Where I used to work, the decision to use Dell something of a company
policy. I prefer to purchase, build and maintain "clone" machines for the
following reasons:

1) %50 to %75 cost savings for the same or better system.
2) Dell uses proprietary RAM and charges at least 3x the going rate.
3) Dell puts unrealistic (and in my mind, unnecessary) restrictions on the
amount of RAM you can put in a box, killing the one true upgrade path left
in modern computers.
4) Dell short-changes the consumer on DIMM slots: you have to throw out
memory to add more.
5) Dell uses proprietary motherboards with onboard video (and sound in the
case of their desktops).
6) Dell's warrantee/replacement policy is great if something breaks on a
week day between the hours of 5 and 9: otherwise, you're screwed.

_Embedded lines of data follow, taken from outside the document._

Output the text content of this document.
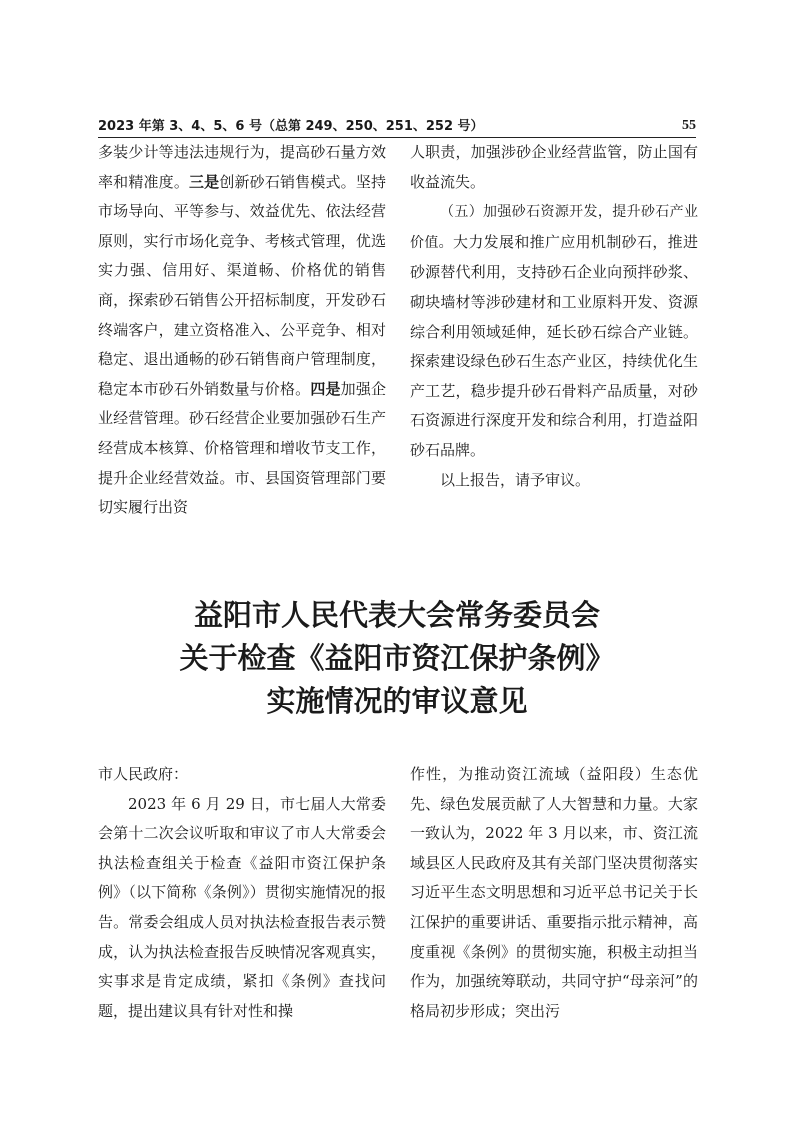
2023 年第 3、4、5、6 号（总第 249、250、251、252 号）	55

多装少计等违法违规行为，提高砂石量方效率和精准度。三是创新砂石销售模式。坚持市场导向、平等参与、效益优先、依法经营原则，实行市场化竞争、考核式管理，优选实力强、信用好、渠道畅、价格优的销售商，探索砂石销售公开招标制度，开发砂石终端客户，建立资格准入、公平竞争、相对稳定、退出通畅的砂石销售商户管理制度，稳定本市砂石外销数量与价格。四是加强企业经营管理。砂石经营企业要加强砂石生产经营成本核算、价格管理和增收节支工作，提升企业经营效益。市、县国资管理部门要切实履行出资

人职责，加强涉砂企业经营监管，防止国有收益流失。

（五）加强砂石资源开发，提升砂石产业价值。大力发展和推广应用机制砂石，推进砂源替代利用，支持砂石企业向预拌砂浆、砌块墙材等涉砂建材和工业原料开发、资源综合利用领域延伸，延长砂石综合产业链。探索建设绿色砂石生态产业区，持续优化生产工艺，稳步提升砂石骨料产品质量，对砂石资源进行深度开发和综合利用，打造益阳砂石品牌。

以上报告，请予审议。

益阳市人民代表大会常务委员会
关于检查《益阳市资江保护条例》
实施情况的审议意见

市人民政府：

2023 年 6 月 29 日，市七届人大常委会第十二次会议听取和审议了市人大常委会执法检查组关于检查《益阳市资江保护条例》（以下简称《条例》）贯彻实施情况的报告。常委会组成人员对执法检查报告表示赞成，认为执法检查报告反映情况客观真实，实事求是肯定成绩，紧扣《条例》查找问题，提出建议具有针对性和操

作性，为推动资江流域（益阳段）生态优先、绿色发展贡献了人大智慧和力量。大家一致认为，2022 年 3 月以来，市、资江流域县区人民政府及其有关部门坚决贯彻落实习近平生态文明思想和习近平总书记关于长江保护的重要讲话、重要指示批示精神，高度重视《条例》的贯彻实施，积极主动担当作为，加强统筹联动，共同守护“母亲河”的格局初步形成；突出污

Although their phone support is fine (minus the hours on hold with Mozart's
5th), they've never walked into my office to fix anything: I end up doing
all the work anyway. The only time a member of their tech support staff has
told me something I didn't already know, it was because Dell was using a
proprietary setup (RAID card, Motherboard, Video Card, etc.) that I couldn't
find information about anywhere else.

As far as the applications they load on servers before you get them, you can
keep them. The fact that they would even preload so many computer crashing
applications of questionable usefulness onto a server is absolutely
ridiculous. I made a practice of reinstalling NT on Dell's immediately after
I took them out of the box. I find this greatly increases the OS life
expectancy and reduces the crash frequency.

Now, I don't mean to pick on Dell in particular, but their name was
mentioned, and I happen to have quite a bit of experience with their
servers, desktops and support. All in all, Dell is in my mind, the best of
the brand name products, both for servers and for the desktops. And, to give
the Devil his due, I really appreciated their online driver library: I found
it very comprehensive, accurate and up-to-date.

I'll stop ranting now. :)

Benjamin S. Rogers
Web Developer, c4.net
voice: (508) 240-0051
fax: (508) 240-0057





The facts, in my case, are that the 15 percent that I might pay for Dell
over SAG (I couldn't find telenet) is worth it to me, because, over the
past five years, Dell has really stood by their machines.  I have purchased
about 50 Dells and speced hundreds.  We have had a DOA machine, which was
replaced the next day and we have had machines fail in the last month of
warrantee, but the service has been great.  The phone support is also
great, but the best thing, from my perspective, are the setup and
configuration utilities and instructions which ship with the
machines.  These save hours on machines with complex setups and greatly
simplify management.

A few years ago we were buying (on the NT side) a mix of IBM, HP, Compaq
and Dell.  We whittled it down to just Compaq and Dell and, now, we are
buying Dells almost exclusively.

SAG, BTW, charges about the same price for RAM as Dell

At 11:51 AM 7/27/2000 -0700, you wrote:
--- snip ---

>The savings comes down to the fact that if you build your own, or
>preferably hook up with a company like telenet, you won't pay for the name
>"Dell", which adds about 20% to the price tag.